The Approval, from Kodak Polychrome Graphics, is a high-end digital halftone color proofer. Why did Reiman decide to go high-end (and higher priced) in house?
“One of our printing partners pulled us into CTP [computer-to-plate technology] early, and, at that time, the Approval was probably the only proofer we had confidence in,” Sloane says. “Yes, we’re paying a premium price [per proof], but we trust the proofer’s consistency. It’s an accurate proof, and we hit our color on press.”
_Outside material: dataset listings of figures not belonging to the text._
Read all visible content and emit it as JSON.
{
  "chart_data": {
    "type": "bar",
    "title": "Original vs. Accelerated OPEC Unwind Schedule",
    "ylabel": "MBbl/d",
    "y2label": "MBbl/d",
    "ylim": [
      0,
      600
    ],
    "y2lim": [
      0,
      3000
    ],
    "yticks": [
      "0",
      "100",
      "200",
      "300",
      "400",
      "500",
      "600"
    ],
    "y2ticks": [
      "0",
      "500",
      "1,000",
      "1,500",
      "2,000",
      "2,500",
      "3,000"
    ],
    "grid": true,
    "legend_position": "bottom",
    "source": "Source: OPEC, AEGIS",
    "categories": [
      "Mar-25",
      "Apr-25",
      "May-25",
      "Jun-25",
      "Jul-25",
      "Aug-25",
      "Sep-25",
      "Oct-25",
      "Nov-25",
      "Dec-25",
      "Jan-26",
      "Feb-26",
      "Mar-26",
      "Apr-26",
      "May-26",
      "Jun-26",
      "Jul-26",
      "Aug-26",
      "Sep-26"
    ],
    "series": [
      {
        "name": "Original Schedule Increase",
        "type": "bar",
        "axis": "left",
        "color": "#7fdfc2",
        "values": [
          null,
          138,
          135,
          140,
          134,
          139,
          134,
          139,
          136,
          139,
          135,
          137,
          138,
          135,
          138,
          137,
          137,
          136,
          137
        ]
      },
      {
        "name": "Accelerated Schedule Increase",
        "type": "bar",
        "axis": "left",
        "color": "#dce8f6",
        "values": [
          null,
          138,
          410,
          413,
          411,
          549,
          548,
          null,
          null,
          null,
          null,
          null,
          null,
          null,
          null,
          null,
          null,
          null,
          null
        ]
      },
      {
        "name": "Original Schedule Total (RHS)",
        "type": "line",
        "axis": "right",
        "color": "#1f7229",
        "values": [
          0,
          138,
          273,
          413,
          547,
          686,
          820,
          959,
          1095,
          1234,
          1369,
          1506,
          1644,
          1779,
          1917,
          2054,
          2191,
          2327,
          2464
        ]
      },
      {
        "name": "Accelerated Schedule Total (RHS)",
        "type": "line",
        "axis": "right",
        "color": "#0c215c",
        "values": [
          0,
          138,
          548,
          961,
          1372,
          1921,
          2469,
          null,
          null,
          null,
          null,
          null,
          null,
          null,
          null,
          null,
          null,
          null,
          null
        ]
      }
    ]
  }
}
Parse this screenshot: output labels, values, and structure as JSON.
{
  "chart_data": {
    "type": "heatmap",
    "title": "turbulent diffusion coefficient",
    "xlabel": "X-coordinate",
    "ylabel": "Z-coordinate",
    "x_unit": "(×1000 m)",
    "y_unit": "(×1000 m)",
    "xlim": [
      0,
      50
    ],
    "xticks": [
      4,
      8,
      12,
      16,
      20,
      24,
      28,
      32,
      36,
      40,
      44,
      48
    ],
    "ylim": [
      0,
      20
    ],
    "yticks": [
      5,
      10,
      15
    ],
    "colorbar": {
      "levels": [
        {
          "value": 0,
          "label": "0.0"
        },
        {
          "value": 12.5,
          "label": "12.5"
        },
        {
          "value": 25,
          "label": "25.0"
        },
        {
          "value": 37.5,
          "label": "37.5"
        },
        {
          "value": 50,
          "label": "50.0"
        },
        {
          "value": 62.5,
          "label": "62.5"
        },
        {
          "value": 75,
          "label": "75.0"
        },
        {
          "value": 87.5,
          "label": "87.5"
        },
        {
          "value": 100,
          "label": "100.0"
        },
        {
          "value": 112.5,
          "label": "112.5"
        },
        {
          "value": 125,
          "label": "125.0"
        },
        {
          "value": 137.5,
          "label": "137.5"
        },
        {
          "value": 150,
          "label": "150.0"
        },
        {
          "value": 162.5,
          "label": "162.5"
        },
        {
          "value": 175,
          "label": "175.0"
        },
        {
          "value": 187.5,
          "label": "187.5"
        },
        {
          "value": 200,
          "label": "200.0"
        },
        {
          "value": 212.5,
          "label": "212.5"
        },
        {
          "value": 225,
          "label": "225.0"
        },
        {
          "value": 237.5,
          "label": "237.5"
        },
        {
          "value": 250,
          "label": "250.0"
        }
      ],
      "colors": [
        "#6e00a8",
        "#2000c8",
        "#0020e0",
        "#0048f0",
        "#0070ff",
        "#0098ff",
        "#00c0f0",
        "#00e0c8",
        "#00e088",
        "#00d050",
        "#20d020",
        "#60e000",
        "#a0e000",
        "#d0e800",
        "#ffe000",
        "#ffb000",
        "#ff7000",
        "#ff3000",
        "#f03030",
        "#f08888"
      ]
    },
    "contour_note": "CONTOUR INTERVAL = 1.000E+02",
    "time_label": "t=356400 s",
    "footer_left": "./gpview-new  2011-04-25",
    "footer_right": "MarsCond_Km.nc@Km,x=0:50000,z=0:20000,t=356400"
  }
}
Color management is an ongoing, joint effort, according to Sloane. “I assigned a prepress person to work with the photographers to keep everything in line,” he says, noting that the company uses CreoScitex ColorShop software to manage color. “There’s a different look to digital photography,” he notes. “It’s actually sharper, so we had to do some adjusting for sharpness and depth.”
For media asset management, Reiman has used FLEXSTORdb (from FLEXSTOR, a Rorke Data spin-off) for more than three years. “Asset management came hand-in-hand with our move to a server-based workflow,” Sloane recalls. “With digital photography, we really need to organize our images. With FLEXSTORdb, it’s like putting everything into a digital filing cabinet. Repurposing and reusing assets becomes a lot easier. It’s hard to measure the time savings, but it’s there.”
Once files are final, the company uses a CreoScitex PS/M workflow to RIP files and convert them through Shira technology into separated DCS files, Sloane explains. Staffers proof the RIPed files, then send the files to Reiman’s catalog printer, Arandell Corp., Menomonee Falls, WI, on CDs. Country Store catalogs are produced CTP on CreoScitex platesetters.
Although a staff representative is typically on hand for a press check, Reiman does not get any proofs from the printer after the files are sent. “We know that the integrity of each file is good because that’s what we proofed,” Sloane says.
Dawn Greenlaw is a freelance writer who covers the prepress/printing industry, specializing in digital production workflow. Previously, she was the managing editor of Printing Impressions magazine.